Was there an attempted cover-up of the brutal death of yet another Jew in France?
By Batya Jerenberg, World Israel News
With French elections coming on Sunday, another violent death of a Jew in that country is making headlines and possibly affecting the outcome.
Jérémie Cohen, a 31-year-old disabled man, was struck and killed by a tram in the northern Parisian suburb of Bobigny on February 16 while trying to escape a gang of roughly a dozen young men who were beating him.
His family needed to find evidence to prompt the police to investigate the incident, prompting accusations of an attempted cover-up by would-be replacements for President Emmanuel Macron.
After it was initially reported as a simple traffic accident, the family spread fliers throughout the area asking for help in finding out what had really happened. Unnamed witnesses answered the call, providing them with a video clip of the last minutes before Cohen’s death, with the assailants appearing to be Middle Eastern.
The police finally began an official investigation last Tuesday.
Cohen’s father, Gerald, approached the far-right candidate Éric Zemmour on Sunday in hopes of gaining publicity for the case, which in his opinion had been too slow to develop, possibly for nefarious reasons.
“They are in the process of covering up the affair,” French media reported that he wrote to Zemmour.
Zemmour, who is Jewish and is running on a platform that blames much of French society’s ills on Arab and Muslim immigrants, publicized the video the next day.
He also began tweeting statements such as, “Why is no media, politician or government official talking about the death of Jérémie Cohen, beaten up by scum?” and, “Did he die because he is Jewish?
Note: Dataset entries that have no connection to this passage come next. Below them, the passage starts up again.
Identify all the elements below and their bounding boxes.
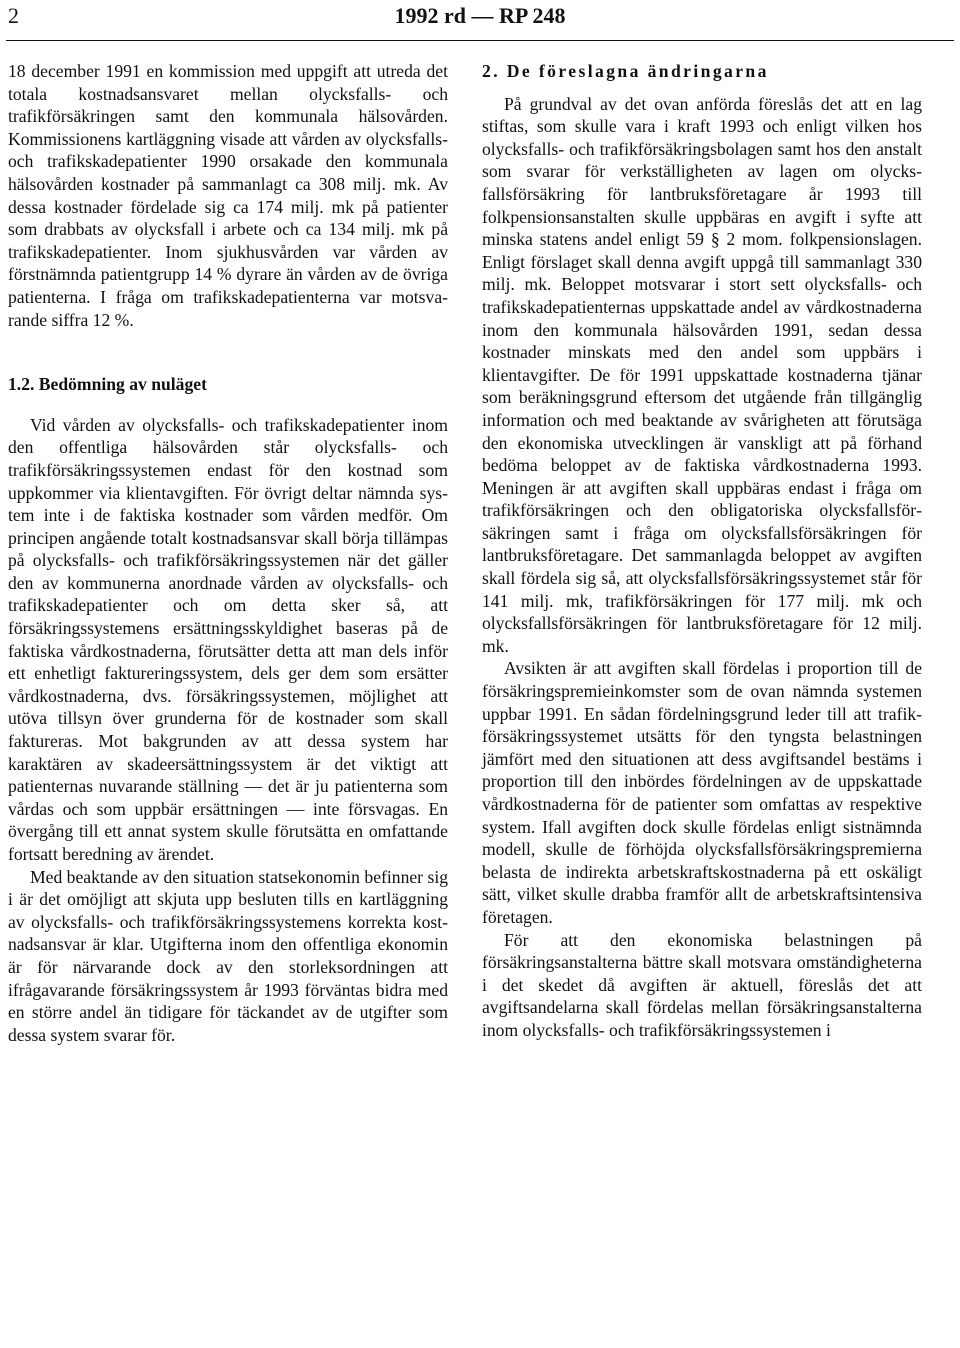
running-head: 1992 rd — RP 248: [394, 3, 566, 28]
paragraph-proposal: På grundval av det ovan anförda föreslås det att en lag stiftas, som skulle vara i kraft 1993 och enligt vilken hos olycksfalls- och trafikförsäkringsbolagen samt hos den anstalt som svarar för verkställigheten av lagen om olycksfallsförsäkring för lantbruksföretagare år 1993 till folkpensionsanstalten skulle uppbäras en avgift i syfte att minska statens andel enligt 59 § 2 mom. folkpensionslagen. Enligt förslaget skall denna avgift uppgå till sammanlagt 330 milj. mk. Beloppet motsvarar i stort sett olycksfalls- och trafikskadepatienternas uppskattade andel av vårdkostnaderna inom den kommunala hälsovården 1991, sedan dessa kostnader minskats med den andel som uppbärs i klientavgifter. De för 1991 uppskattade kostnaderna tjänar som beräkningsgrund eftersom det utgående från tillgänglig information och med beaktande av svårigheten att förutsäga den ekonomiska utvecklingen är vanskligt att på förhand bedöma beloppet av de faktiska vårdkostnaderna 1993. Meningen är att avgiften skall uppbäras endast i fråga om trafikförsäkringen och den obligatoriska olycksfallsförsäkringen samt i fråga om olycksfallsförsäkringen för lantbruksföretagare. Det sammanlagda beloppet av avgiften skall fördela sig så, att olycksfallsförsäkringssystemet står för 141 milj. mk, trafikförsäkringen för 177 milj. mk och olycksfallsförsäkringen för lantbruksföretagare för 12 milj. mk.: [482, 93, 922, 656]
header-rule: [6, 40, 954, 41]
page-header: [8, 2, 952, 32]
section-title: Bedömning av nuläget: [38, 374, 207, 395]
paragraph-distribution: Avsikten är att avgiften skall fördelas i proportion till de försäkringspremieinkomster som de ovan nämnda systemen uppbar 1991. En sådan fördelningsgrund leder till att trafikförsäkringssystemet utsätts för den tyngsta belastningen jämfört med den situationen att dess avgiftsandel bestäms i proportion till den inbördes fördelningen av de uppskattade vårdkostnaderna för de patienter som omfattas av respektive system. Ifall avgiften dock skulle fördelas enligt sistnämnda modell, skulle de förhöjda olycksfallsförsäkringspremierna belasta de indirekta arbetskraftskostnaderna på ett oskäligt sätt, vilket skulle drabba framför allt de arbetskraftsintensiva företagen.: [482, 658, 922, 927]
paragraph-assessment: Vid vården av olycksfalls- och trafikskadepatienter inom den offentliga hälsovården står olycksfalls- och trafikförsäkringssystemen endast för den kostnad som uppkommer via klientavgiften. För övrigt deltar nämnda system inte i de faktiska kostnader som vården medför. Om principen angående totalt kostnadsansvar skall börja tillämpas på olycksfalls- och trafikförsäkringssystemen när det gäller den av kommunerna anordnade vården av olycksfalls- och trafikskadepatienter och om detta sker så, att försäkringssystemens ersättningsskyldighet baseras på de faktiska vårdkostnaderna, förutsätter detta att man dels inför ett enhetligt faktureringssystem, dels ger dem som ersätter vårdkostnaderna, dvs. försäkringssystemen, möjlighet att utöva tillsyn över grunderna för de kostnader som skall faktureras. Mot bakgrunden av att dessa system har karaktären av skadeersättningssystem är det viktigt att patienternas nuvarande ställning — det är ju patienterna som vårdas och som uppbär ersättningen — inte försvagas. En övergång till ett annat system skulle förutsätta en omfattande fortsatt beredning av ärendet.: [8, 414, 448, 864]
section-number: 1.2.: [8, 374, 35, 395]
section-heading-2: 2. De föreslagna ändringarna: [482, 61, 769, 81]
right-column: [482, 60, 922, 1042]
paragraph-commission: 18 december 1991 en kommission med uppgift att utreda det totala kostnadsansvaret mellan olycksfalls- och trafikförsäkringen samt den kommunala hälsovården. Kommissionens kartläggning visade att vården av olycksfalls- och trafikskadepatienter 1990 orsakade den kommunala hälsovården kostnader på sammanlagt ca 308 milj. mk. Av dessa kostnader fördelade sig ca 174 milj. mk på patienter som drabbats av olycksfall i arbete och ca 134 milj. mk på trafikskadepatienter. Inom sjukhusvården var vården av förstnämnda patientgrupp 14 % dyrare än vården av de övriga patienterna. I fråga om trafikskadepatienterna var motsvarande siffra 12 %.: [8, 61, 448, 330]
page-number: 2: [8, 3, 19, 28]
paragraph-economy: Med beaktande av den situation statsekonomin befinner sig i är det omöjligt att skjuta upp besluten tills en kartläggning av olycksfalls- och trafikförsäkringssystemens korrekta kostnadsansvar är klar. Utgifterna inom den offentliga ekonomin är för närvarande dock av den storleksordningen att ifrågavarande försäkringssystem år 1993 förväntas bidra med en större andel än tidigare för täckandet av de utgifter som dessa system svarar för.: [8, 866, 448, 1045]
paragraph-burden: För att den ekonomiska belastningen på försäkringsanstalterna bättre skall motsvara omständigheterna i det skedet då avgiften är aktuell, föreslås det att avgiftsandelarna skall fördelas mellan försäkringsanstalterna inom olycksfalls- och trafikförsäkringssystemen i: [482, 929, 922, 1040]
left-column: [8, 60, 448, 1046]
section-heading-1-2: [8, 373, 448, 396]
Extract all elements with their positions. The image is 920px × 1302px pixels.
Why has this affair been covered up?”
Other would-be presidents jumped on the story as well. Candidate Valérie Pécresse of the Republican party denounced the “despicable lynching.”
Marine Le Pen (National Rally), whose far-right party has been accused of harboring antisemites, demanded a parliamentary inquiry over whether the authorities had tried to hush up the incident.
Macron’s office called the Cohens after the video surfaced to express “solidarity” with the family, and in a campaign stop on Tuesday, he demanded “transparency” and “the fastest possible investigation.”
“There are human tragedies every day,” Macron said. “They should not give rise to political manipulation of any kind.”
In a Tuesday press conference, the Bobigny prosecutor insisted that police are treating the case seriously, but at this stage, he said, it was as yet unknown if there were “discriminatory” motives behind the attack.
Cohen’s skullcap was found at the scene, and the prosecutor said it has yet to be determined whether he was wearing it at the time.
“A week before the first round of the French presidential election, it seems that a new affair against the background of hidden anti-Semitism is gaining momentum,” Jewish MP Meir Habib commented. “A sad coincidence, today we mark five years since the horrific anti-Semitic murder of the late Sarah Halimi.”
Habib had initiated a parliamentary inquiry into the 2017 case of Halimi, a 65-year-old doctor who was beaten and her body thrown out of her third-floor window by a Muslim neighbor who screamed antisemitic epithets during the deadly attack.
Last year, France’s highest court of appeal upheld lower court decisions that Kobili Traore, the assailant, could not be held criminally responsible because he was so high on marijuana at the time that it had rendered him temporarily insane.
There have been other serious attacks on members of the French Jewish community since then, including the murder of Holocaust survivor Mireille Knoll. I
n a December attack that was publicized in January, a 74-year-old French woman whose apartment had a mezuzah on the door, marking her as Jewish, was severely beaten and robbed by two teens who gained entry by pretending to be members of the building’s security detail.